While she won't be able to visit the city's Chinatown or spend time with her friends over the holidays she is able to catch up online with her loved ones in China.

"This gives me time to have a video call with my mom and dad, my grandma, my cousins and my dog," she said, adding that she will be happy to see them sitting around the dinner table and also for her family to see that she is safe.

Meela Kwok lives in London and normally takes time off work to relax and visit family and friends. She said she's quite sad not being able to see them over the festive period, but as long as everyone is safe then there is always next year to celebrate.

In the meantime, she is making video calls and sending virtual greetings.

"Due to the current pandemic and restrictions, I will be staying at home with my partner since we won't be able to visit anyone. We will video call family and friends instead to wish them all a happy new year," the 38-year-old lawyer said before the Spring Festival holiday.

"We might treat ourselves and order some nice Chinese food as I am not as good a cook as my parents when it comes to Chinese food."

Jessica Meng, 19, who is studying at the University of Warwick, is from Beijing. Her celebrations with her family usually include buying Spring Festival couplets to put up on the doors the night before the Lunar New Year starts.
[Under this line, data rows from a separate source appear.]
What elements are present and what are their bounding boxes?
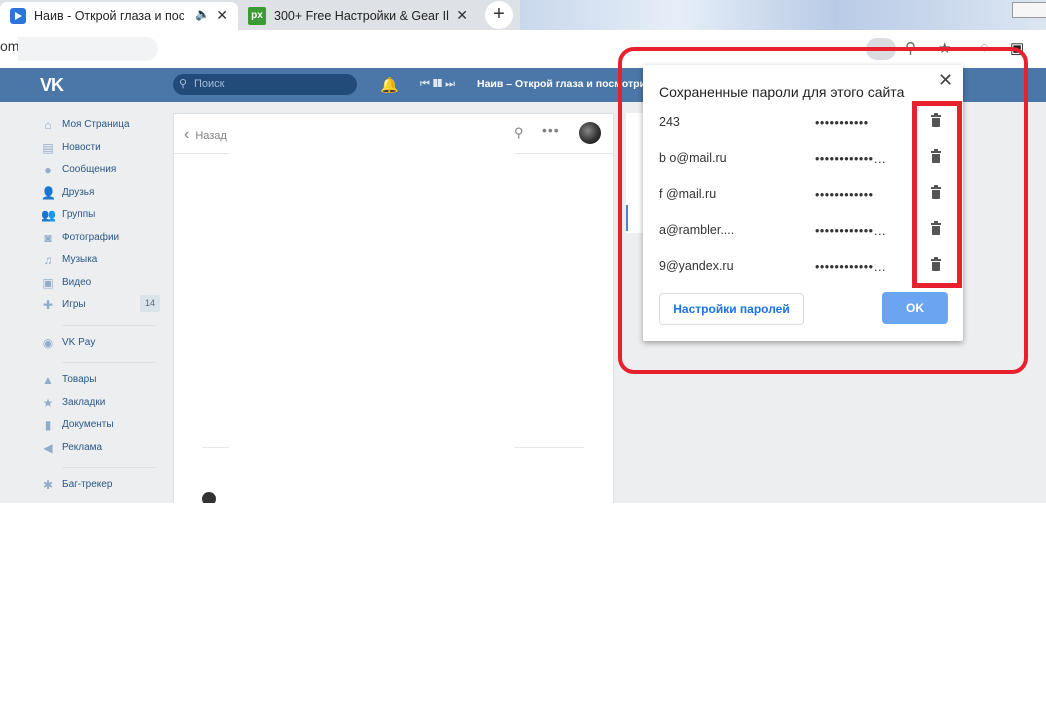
sidebar-item-friends[interactable]: 👤 Друзья: [40, 184, 165, 207]
redacted-area: [229, 114, 514, 503]
tab-close-icon[interactable]: ✕: [456, 7, 468, 24]
sidebar-item-label: Реклама: [62, 441, 103, 453]
sidebar-item-label: Фотографии: [62, 231, 120, 243]
vk-logo-icon[interactable]: VK: [40, 75, 64, 96]
audio-playing-icon[interactable]: 🔈: [195, 7, 210, 21]
sidebar-item-label: Видео: [62, 276, 92, 288]
tab-naiv[interactable]: Наив - Открой глаза и посм 🔈 ✕: [0, 2, 238, 30]
omnibox[interactable]: [18, 37, 158, 61]
more-icon[interactable]: •••: [542, 122, 560, 138]
vkpay-icon: ◉: [42, 335, 54, 350]
sidebar-item-my-page[interactable]: ⌂ Моя Страница: [40, 116, 165, 139]
sidebar-divider: [62, 467, 156, 468]
sidebar-item-label: Документы: [62, 419, 114, 430]
sidebar-divider: [62, 362, 156, 363]
sidebar-item-photos[interactable]: ◙ Фотографии: [40, 229, 165, 252]
sidebar-item-bookmarks[interactable]: ★ Закладки: [40, 394, 165, 417]
sidebar-item-label: Группы: [62, 209, 96, 220]
screenshot-area: Наив - Открой глаза и посм 🔈 ✕ px 300+ F…: [0, 0, 1046, 503]
avatar[interactable]: [202, 492, 216, 503]
new-tab-button[interactable]: +: [485, 1, 513, 29]
bug-icon: ✱: [42, 478, 54, 492]
news-icon: ▤: [42, 140, 54, 155]
annotation-outline: [618, 47, 1028, 374]
annotation-trash-highlight: [912, 101, 962, 288]
sidebar-item-label: Моя Страница: [62, 119, 130, 130]
main-content: ‹ Назад ⚲ •••: [173, 113, 614, 503]
chevron-left-icon: ‹: [184, 126, 190, 143]
documents-icon: ▮: [44, 418, 52, 432]
search-icon: ⚲: [179, 78, 188, 90]
vk-search-input[interactable]: ⚲ Поиск: [173, 74, 357, 95]
sidebar-item-ads[interactable]: ◀ Реклама: [40, 439, 165, 462]
sidebar-item-label: Новости: [62, 141, 101, 153]
sidebar-item-label: Закладки: [62, 396, 106, 408]
tab-close-icon[interactable]: ✕: [216, 7, 228, 24]
window-controls[interactable]: [1012, 2, 1046, 18]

"The most exciting thing for me when I was a child was my parents each giving me a red envelope that had lucky money inside," she said.

Being away from her family during the festive period means Meng has to prepare all the food on her own.

She said she will definitely be eating dumplings because it is a family tradition. However, instead of making them herself she decided to buy them from Chinese or Korean stores.

"Another difference is that I probably won't be watching the New Year Gala or buying the Spring Festival couplets," she said before the Spring Festival. "For me, the existence of them carries more nostalgia and festive atmosphere than its actual content and meaning."

She said as she has lectures and seminars during Spring Festival, she will focus more on her university studies rather than celebrating it formally.